Institute of Plant Breeding, Seed Science, and Population Genetics, University of Hohenheim, 70593 Stuttgart, Germany.
Genetics. 2013 Jun;194(2):493-503. doi: 10.1534/genetics.113.150227. Epub 2013 Mar 27.
Intense structuring of plant breeding populations challenges the design of the training set (TS) in genomic selection (GS). An important open question is how the TS should be constructed from multiple related or unrelated small biparental families to predict progeny from individual crosses. Here, we used a set of five interconnected maize (Zea mays L.) populations of doubled-haploid (DH) lines derived from four parents to systematically investigate how the composition of the TS affects the prediction accuracy for lines from individual crosses. A total of 635 DH lines genotyped with 16,741 polymorphic SNPs were evaluated for five traits including Gibberella ear rot severity and three kernel yield component traits. The populations showed a genomic similarity pattern, which reflects the crossing scheme with a clear separation of full sibs, half sibs, and unrelated groups. Prediction accuracies within full-sib families of DH lines followed closely theoretical expectations, accounting for the influence of sample size and heritability of the trait. Prediction accuracies declined by 42% if full-sib DH lines were replaced by half-sib DH lines, but statistically significantly better results could be achieved if half-sib DH lines were available from both instead of only one parent of the validation population. Once both parents of the validation population were represented in the TS, including more crosses with a constant TS size did not increase accuracies. Unrelated crosses showing opposite linkage phases with the validation population resulted in negative or reduced prediction accuracies, if used alone or in combination with related families, respectively. We suggest identifying and excluding such crosses from the TS. Moreover, the observed variability among populations and traits suggests that these uncertainties must be taken into account in models optimizing the allocation of resources in GS.
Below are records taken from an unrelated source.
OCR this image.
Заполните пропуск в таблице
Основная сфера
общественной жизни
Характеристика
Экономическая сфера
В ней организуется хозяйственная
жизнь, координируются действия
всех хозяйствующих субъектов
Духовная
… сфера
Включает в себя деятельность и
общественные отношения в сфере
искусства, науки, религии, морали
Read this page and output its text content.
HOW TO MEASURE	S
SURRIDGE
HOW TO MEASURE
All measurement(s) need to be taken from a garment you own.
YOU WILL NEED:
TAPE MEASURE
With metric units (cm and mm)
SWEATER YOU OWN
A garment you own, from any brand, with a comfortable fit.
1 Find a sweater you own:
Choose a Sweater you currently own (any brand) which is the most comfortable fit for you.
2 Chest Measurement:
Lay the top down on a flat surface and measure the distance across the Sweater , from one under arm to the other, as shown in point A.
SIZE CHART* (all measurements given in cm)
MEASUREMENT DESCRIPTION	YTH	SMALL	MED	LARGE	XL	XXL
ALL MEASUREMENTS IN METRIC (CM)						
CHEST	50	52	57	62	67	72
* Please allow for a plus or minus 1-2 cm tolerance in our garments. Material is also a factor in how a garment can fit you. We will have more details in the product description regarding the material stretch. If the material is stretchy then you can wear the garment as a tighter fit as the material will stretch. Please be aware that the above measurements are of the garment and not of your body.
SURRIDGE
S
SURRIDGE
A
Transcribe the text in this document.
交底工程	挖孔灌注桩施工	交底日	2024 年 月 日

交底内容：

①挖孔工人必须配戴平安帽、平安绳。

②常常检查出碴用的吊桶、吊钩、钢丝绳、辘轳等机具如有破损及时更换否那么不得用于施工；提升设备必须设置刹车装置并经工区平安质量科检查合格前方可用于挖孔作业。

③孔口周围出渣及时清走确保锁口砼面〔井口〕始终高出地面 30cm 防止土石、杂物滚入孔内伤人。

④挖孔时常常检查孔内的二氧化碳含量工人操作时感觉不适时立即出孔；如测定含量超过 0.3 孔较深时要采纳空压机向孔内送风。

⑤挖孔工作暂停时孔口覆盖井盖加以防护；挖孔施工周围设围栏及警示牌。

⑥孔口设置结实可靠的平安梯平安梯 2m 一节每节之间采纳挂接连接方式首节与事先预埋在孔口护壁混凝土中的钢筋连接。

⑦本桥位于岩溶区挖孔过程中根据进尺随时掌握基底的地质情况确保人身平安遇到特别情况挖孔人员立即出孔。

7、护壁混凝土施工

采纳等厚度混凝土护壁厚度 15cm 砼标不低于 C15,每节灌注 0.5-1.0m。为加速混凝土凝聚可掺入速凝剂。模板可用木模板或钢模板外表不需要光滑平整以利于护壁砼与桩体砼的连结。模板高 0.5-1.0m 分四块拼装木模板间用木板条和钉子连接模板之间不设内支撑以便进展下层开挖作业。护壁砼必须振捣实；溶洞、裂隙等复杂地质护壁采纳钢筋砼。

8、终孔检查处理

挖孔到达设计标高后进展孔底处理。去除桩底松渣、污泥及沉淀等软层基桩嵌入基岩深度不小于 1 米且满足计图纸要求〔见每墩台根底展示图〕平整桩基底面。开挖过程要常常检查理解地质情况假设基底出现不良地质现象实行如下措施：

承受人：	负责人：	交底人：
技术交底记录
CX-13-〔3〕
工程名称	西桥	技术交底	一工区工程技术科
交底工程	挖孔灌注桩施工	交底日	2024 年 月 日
植物育种群体的强烈结构对基因组选择 (GS) 的训练集 (TS) 的设计提出了挑战。一个重要的开放性问题是,应该如何从多个相关或不相关的小双亲家系中构建 TS,以预测来自个体杂交的后代。在这里,我们使用了一组由四个亲本衍生的五个相互关联的玉米 (Zea mays L.) 双单倍体 (DH) 群体,系统地研究了 TS 的组成如何影响个体杂交后代的预测准确性。总共评估了 635 个 DH 系,这些系用 16741 个多态 SNP 进行了基因型分析,用于评估包括赤霉病穗腐严重程度和三个穗粒产量组成性状在内的五个性状。这些群体表现出基因组相似性模式,反映了与全同胞、半同胞和无关群体明确分离的杂交方案。DH 系全同胞家系内的预测准确性密切符合理论预期,这反映了样本大小和性状遗传力的影响。如果用半同胞 DH 系代替全同胞 DH 系,预测准确性下降了 42%,但如果验证群体的两个亲本都可以提供半同胞 DH 系,而不仅仅是一个亲本,那么可以获得统计学上更好的结果。一旦验证群体的两个亲本都包含在 TS 中,包括用恒定的 TS 大小增加更多的杂交,都不会提高准确性。与验证群体呈相反连锁相的无关杂交,如果单独使用或与相关家系结合使用,会导致预测准确性为负或降低。我们建议从 TS 中识别并排除这些杂交。此外,观察到的群体间和性状间的可变性表明,在优化 GS 中资源分配的模型中,必须考虑到这些不确定性。